Des coupures ciblées, un test de souveraineté

Depuis le début du mois de mars, plusieurs quartiers de la capitale russe ont été le théâtre d’interruptions prolongées de l’Internet mobile. Officiellement présentées comme une mesure de sécurité face aux menaces de drones ukrainiens, ces coupures vont bien au-delà d’une simple réponse ponctuelle. Elles sont largement interprétées par les observateurs comme un entraînement grandeur nature, une démonstration de la capacité du pouvoir à maîtriser et à isoler son flux numérique à grande échelle. Les conséquences ne se font pas attendre : perturbations des paiements électroniques, blocages des services de navigation et frein aux activités commerciales. Des chiffres, relayés par la presse internationale, font déjà état de pertes économiques notables et d’un retour forcé à des moyens de communication plus archaïques, soulignant la dépendance accrue de nos sociétés modernes à une connectivité stable.

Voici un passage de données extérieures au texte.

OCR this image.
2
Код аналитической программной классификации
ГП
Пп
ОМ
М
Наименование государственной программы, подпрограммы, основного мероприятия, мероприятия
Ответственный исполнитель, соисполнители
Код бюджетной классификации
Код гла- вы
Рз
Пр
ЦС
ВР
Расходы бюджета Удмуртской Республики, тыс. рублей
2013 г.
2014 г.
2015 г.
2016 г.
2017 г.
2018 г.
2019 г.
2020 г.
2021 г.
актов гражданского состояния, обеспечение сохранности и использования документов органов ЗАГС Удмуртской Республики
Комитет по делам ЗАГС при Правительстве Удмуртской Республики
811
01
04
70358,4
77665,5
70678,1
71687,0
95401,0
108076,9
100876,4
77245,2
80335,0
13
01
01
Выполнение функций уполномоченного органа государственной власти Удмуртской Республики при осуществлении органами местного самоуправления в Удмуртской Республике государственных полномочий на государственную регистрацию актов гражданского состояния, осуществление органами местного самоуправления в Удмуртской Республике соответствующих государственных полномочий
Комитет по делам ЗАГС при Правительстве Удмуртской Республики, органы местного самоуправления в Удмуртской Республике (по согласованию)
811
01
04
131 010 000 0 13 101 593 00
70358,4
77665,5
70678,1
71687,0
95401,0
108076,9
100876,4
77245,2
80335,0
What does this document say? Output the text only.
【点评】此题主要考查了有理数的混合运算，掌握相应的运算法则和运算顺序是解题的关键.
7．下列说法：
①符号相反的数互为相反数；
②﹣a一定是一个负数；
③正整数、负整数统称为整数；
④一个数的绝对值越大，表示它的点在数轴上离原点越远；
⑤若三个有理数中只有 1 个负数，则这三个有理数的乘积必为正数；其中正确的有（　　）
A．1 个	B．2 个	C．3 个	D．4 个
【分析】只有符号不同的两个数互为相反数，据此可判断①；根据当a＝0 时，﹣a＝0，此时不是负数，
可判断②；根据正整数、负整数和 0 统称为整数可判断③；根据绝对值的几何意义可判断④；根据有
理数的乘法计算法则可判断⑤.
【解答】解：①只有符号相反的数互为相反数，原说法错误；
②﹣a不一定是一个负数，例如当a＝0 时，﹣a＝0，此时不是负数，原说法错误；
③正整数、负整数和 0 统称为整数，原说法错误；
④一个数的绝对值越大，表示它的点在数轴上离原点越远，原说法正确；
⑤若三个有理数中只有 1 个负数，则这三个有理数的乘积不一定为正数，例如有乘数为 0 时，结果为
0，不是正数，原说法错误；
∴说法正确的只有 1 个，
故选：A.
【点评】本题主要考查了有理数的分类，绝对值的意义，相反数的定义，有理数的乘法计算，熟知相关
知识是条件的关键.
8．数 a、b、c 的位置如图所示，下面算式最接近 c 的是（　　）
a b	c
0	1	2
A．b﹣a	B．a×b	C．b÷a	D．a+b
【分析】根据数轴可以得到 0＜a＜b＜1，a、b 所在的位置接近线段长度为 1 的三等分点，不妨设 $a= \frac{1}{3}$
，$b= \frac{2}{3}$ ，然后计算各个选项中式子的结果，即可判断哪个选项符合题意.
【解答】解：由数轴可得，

Un cadre législatif au service du contrôle

Ces événements ne sont pas le fruit du hasard, mais s’inscrivent dans une stratégie de longue haleine. Depuis l’adoption, en 2019, de la loi sur “l’Internet souverain”, la Russie a méthodiquement renforcé les dispositifs permettant de centraliser le routage des données et de filtrer les flux. Des analyses approfondies, notamment celles émanant de la Jamestown Foundation, mettent en lumière l’objectif explicite de ce cadre juridique : rendre possible, en cas de “crise majeure” – dont la définition reste, bien sûr, largement à la discrétion du pouvoir –, l’isolement du segment national du réseau. Il ne s’agit plus seulement de contrôler ce qui se dit en ligne, mais de maîtriser la manière dont l’information circule, voire de pouvoir la couper si nécessaire. L’objectif est clair : faire d’Internet un instrument de souveraineté technologique et un outil de contrôle interne.